A l’inverse, je me sens très gênée quand ils sèchent leurs cours juste pour m’apporter un bouquin dont j’ai besoin (au lieu de me demander de venir le chercher à l’université) ou quand ils passent des après-midi entières à m’accompagner dans tel ou tel magasin alors qu’ils pourraient très bien me donner l’adresse (ou un semblant d’adresse vu que 80 % des rues n’ont pas de nom ^^). Evidemment, cela me fait plaisir. Mais je ne suis pas capable de rendre autant en retour.

La notion de dévouement par amitié tient une place beaucoup plus importante en Inde. Le degré de « sacrifice » à partir duquel ils hésitent et finalement décident de faire passer leur intérêt avant celui de l’autre est beaucoup plus élevé. Aujourd’hui, Amit l’a compris. De fait, nous essayons chacun de s’adapter à la vision de l’autre. Avec d’autres, les choses sont plus compliquée, ce qui amène régulièrement à des malentendus… Il est parfois difficile de faire comprendre que nous n’avons pas la même notion de l’amitié.

Malgré tout, les valeurs modernes individualistes se substituent peu à peu aux valeurs traditionnelles communautaires. Les relations deviennent plus détachées, plus  libres, plus superficielles. Certains camarades de classe m’ont ainsi vite oubliée une fois que j’ai quitté l’université, même s’ils m’avaient promis de m’apporter de l’aide dès que j’en aurais besoin. L’honneur et le dévouement sont des concepts qui perdent peu à peu leur sens, tout comme ils ne signifient plus grand-chose de nos jours en Occident.

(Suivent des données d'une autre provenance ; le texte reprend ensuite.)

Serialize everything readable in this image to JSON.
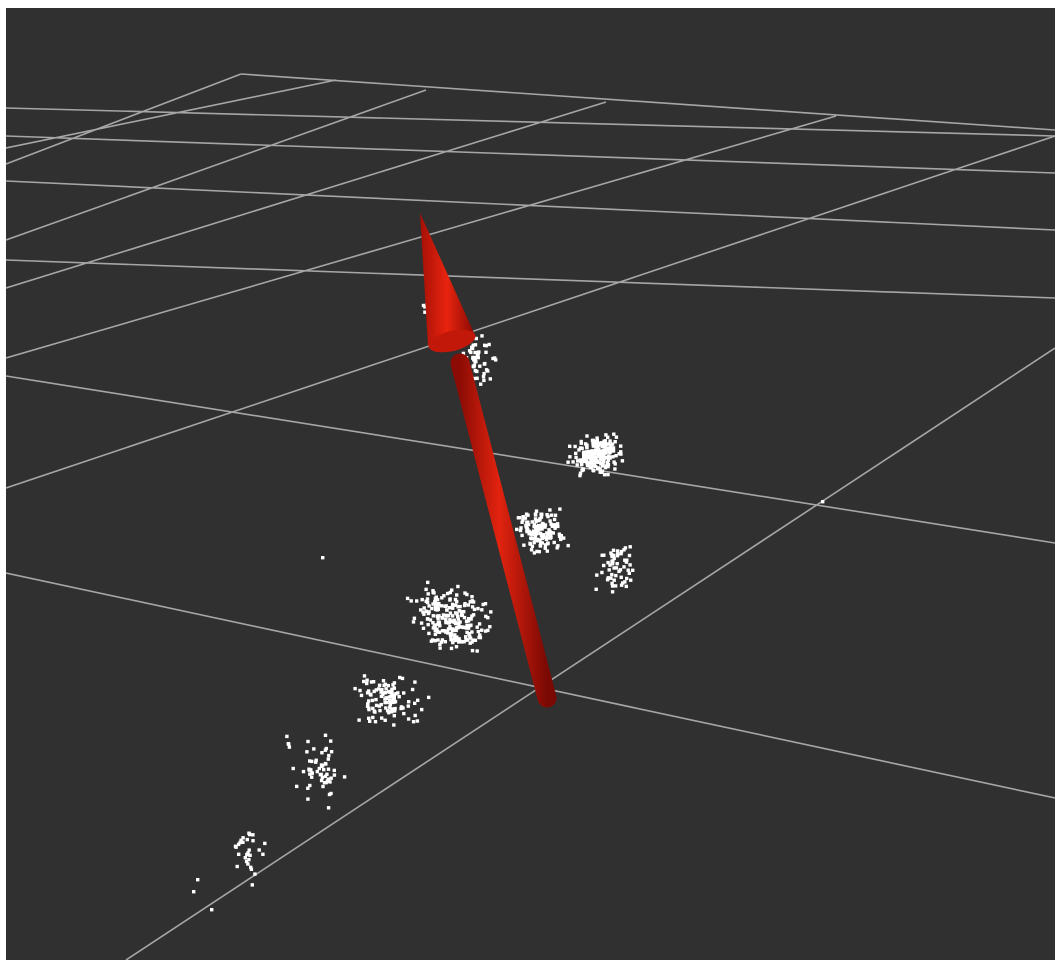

L’Inde embrasse notre modèle culturelle, mais bien souvent pour adopter ses aspects les moins glorieux. Il est difficile et d’ailleurs impertinent de juger quelle conception de l’amitié est la « meilleure », mais il est évident (du moins à mes yeux) que l’entrée fracassante dans l’ère de la consommation et la violence de la  libération sexuelle pervertissent la société indienne. Peut être est-ce un passage nécessaire pour pouvoir par la suite trouver le « juste milieu »… Toujours est-il que le fait de vivre dans ce qu’on pourrait appeler « les Trente Glorieuses » indiennes amène à réfléchir quant la pertinence de la diffusion de notre modèle de société.